Все ли насущно в молитве, которая прорезь,
место моста, что себя раздвигает, нахохлясь
камня мотком и себя собирает по нитке —
словно бы нищий свои обретая убытки?

Берег оставив, шагнул в этот круг из травы и горенья,
в место пустое, которого топко плетенье —
словно исток, которым намедни пригублен —
в узел завязан его и в потоке прорублен.



ЯНТАРЬ

Ветер, что круг смолы над собой заключил,
бряцает в полом воздухе, как ключи
в кармане архитектуры небесной — кто здесь? —
чирикнет спичка, птичкиной головой,
обрастающей, как цыпленок, зрения темнотой,
вынутой из занозы тьмы, как сучкорубом, лес.


Клацают санки зрения, ты пока
по нему съезжаешь, до крови свои бока
расцарапав об эха блудный пернатый скрип —
через смолу пейзажа ветер скрутив,
его расширяя, как атом любой звезды,
которая смотрит в лица медовых лип.

Если есть ось, то есть и стоящий в ней —
будто бы колесо он крутит дороги вне,
как насекомое доставая сети из пряжи рук
— до высоты, что вдоль света лежит
или как дева младая, перста вложив
в вещи, из них добывает слюну, серебро и звук.

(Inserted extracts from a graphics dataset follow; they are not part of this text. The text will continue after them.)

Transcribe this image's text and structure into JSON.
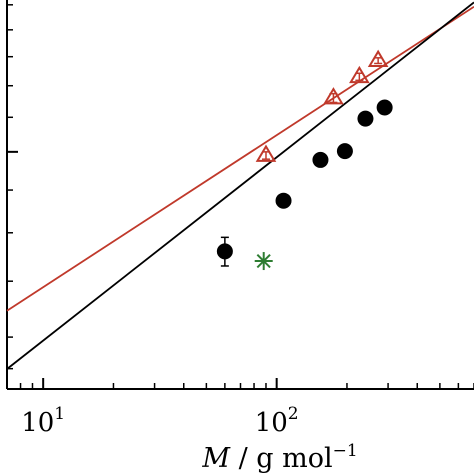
{
  "chart_data": {
    "type": "scatter",
    "x_scale": "log",
    "y_scale": "log",
    "xlim": [
      7,
      700
    ],
    "ylim": [
      0.52,
      1.52
    ],
    "xlabel": {
      "symbol": "M",
      "rest": " / g mol",
      "exponent": "−1"
    },
    "ylabel": "",
    "x_ticks": [
      {
        "value": 10,
        "base": "10",
        "exponent": "1"
      },
      {
        "value": 100,
        "base": "10",
        "exponent": "2"
      }
    ],
    "y_major_ticks": [
      1.0
    ],
    "y_minor_ticks": [
      0.55,
      0.6,
      0.7,
      0.8,
      0.9,
      1.1,
      1.2,
      1.3,
      1.4,
      1.5
    ],
    "series": [
      {
        "marker": "triangle-open",
        "color": "#c0392b",
        "x": [
          90,
          175,
          226,
          272
        ],
        "y": [
          0.99,
          1.16,
          1.23,
          1.286
        ],
        "err": [
          0.01,
          0.014,
          0.012,
          0.01
        ]
      },
      {
        "marker": "circle-filled",
        "color": "#000000",
        "x": [
          60,
          107,
          154,
          196,
          240,
          290
        ],
        "y": [
          0.76,
          0.874,
          0.978,
          1.002,
          1.096,
          1.13
        ],
        "err": [
          0.03,
          0.0,
          0.0,
          0.0,
          0.0,
          0.0
        ]
      },
      {
        "marker": "asterisk",
        "color": "#2e7d32",
        "x": [
          88
        ],
        "y": [
          0.74
        ],
        "err": [
          0
        ]
      }
    ],
    "fits": [
      {
        "color": "#c0392b",
        "x": [
          7,
          700
        ],
        "y": [
          0.6453,
          1.4922
        ]
      },
      {
        "color": "#000000",
        "x": [
          7,
          700
        ],
        "y": [
          0.5495,
          1.5101
        ]
      }
    ],
    "grid": false,
    "legend": "none"
  }
}
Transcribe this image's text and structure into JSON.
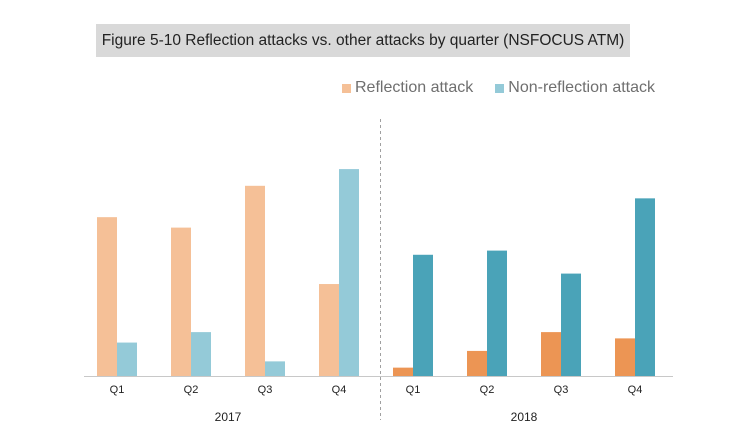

Там вокруг звука жнут пламенем полый снег,
пар и верчение пара, паук и смех —
с которым летишь сквозь зрение, как гора,
или катится за раем своим детвора.



ТЕЛЕГРАФ

Где кровь летит на стрекозе,
чтоб смерть забыть на пять минут
и вынуть речь, что спит в грозе,
стремясь пружину разомкнуть,

пружину страха высоты,
мерцающий в тоннеле свет,
что снегопадом встал вокруг,
и, в тень врастая, человек

почувствует, как рвет его —
на все похожа — стрекоза.
Горя просторно и легко,
ее отсутствий полоса

пунктиром ляжет в каждый слайд,
что щелкает, как телеграф
и лай несбывшихся щенков,
чтоб стрекозу свернуть назад,

в слепую копию, и в
галдящих из земли птенцов,
чья кровь летит, как стрекоза.
Хрустя земле своей в лицо,

ее ли мертвая петля
срисует тень, и навсегда,
как лодка мимо проплывет
через невидимый мгле сад,

где темноты слюнявой марка
переплавляет в столб конверт
из света, что торчит из мрака,
как на пороге человек.



* * *

Поскольку страх — не смерть, а тень ее
слепая копия, падение, утрата
приветствую тебя, когда пройдет
твоя одышка, приступ, эта встряска,
оглянешься и видишь за тобой,
смыкая свод, ведут слепые звери
проеденные жутким языком,
дорогой, кислотой, достатком веры,
твой страх на поводке стеклянном и
лежишь в паденье бесконечном его сферы,

двоясь, хватая выдох языком,
чтоб удлинить себя в звезду и пляску
дикарскую, в диковинные бусы,
в мортиры разорвавшуюся маску,
в неслышный голос ближних мотыльков
снимающих пустоты, новобранцев
на старый звуковой, из дыр, цилиндр,
проколотый желанием остаться.
Но если ты останешься, то кто
поднимет этой стаи воробьиной
пургу и сотворит красивый вдох —
не страх, не смерть, не меру — камень длинный
полета, размыкающего свод,
как крышку гробовую середины?



ХОЛМЫ-2

Как знаешь: жизнь глуха и смерть лишь зряча
и палочкой рисует на воде —
вот человек еще не настоящий,
вот ящик расширяется в звезде,

везде холмы, чтоб воздух колебался,
и птиц приподымая, как снопы
осенние, к могилам их прижался.
Ожегшись от весомой высоты,

весы холмов качнутся, от уколов
их побелеет темная вода
и всем понятным будет, сжатый в холод
и лодку, совершенный пересказ,

чью глухоту, ты проходя, уходишь
сквозь щель, которой в смерти устоишь,
вот смерть ослепла за которой звука —
в дождь вмерзшей — погремушкою горишь,

и жизнь, с которой ты не разобрался,
но разберешь ее глухой конструкт,
ор воздевает к небу, как бы палку,
чтоб не вздохнуть,

и вывернута башня из сустава,
и свернута в рулоны стрекозы,
в шары полиэтиленовых овалов
внутри, оставшейся от смерти нам, росы.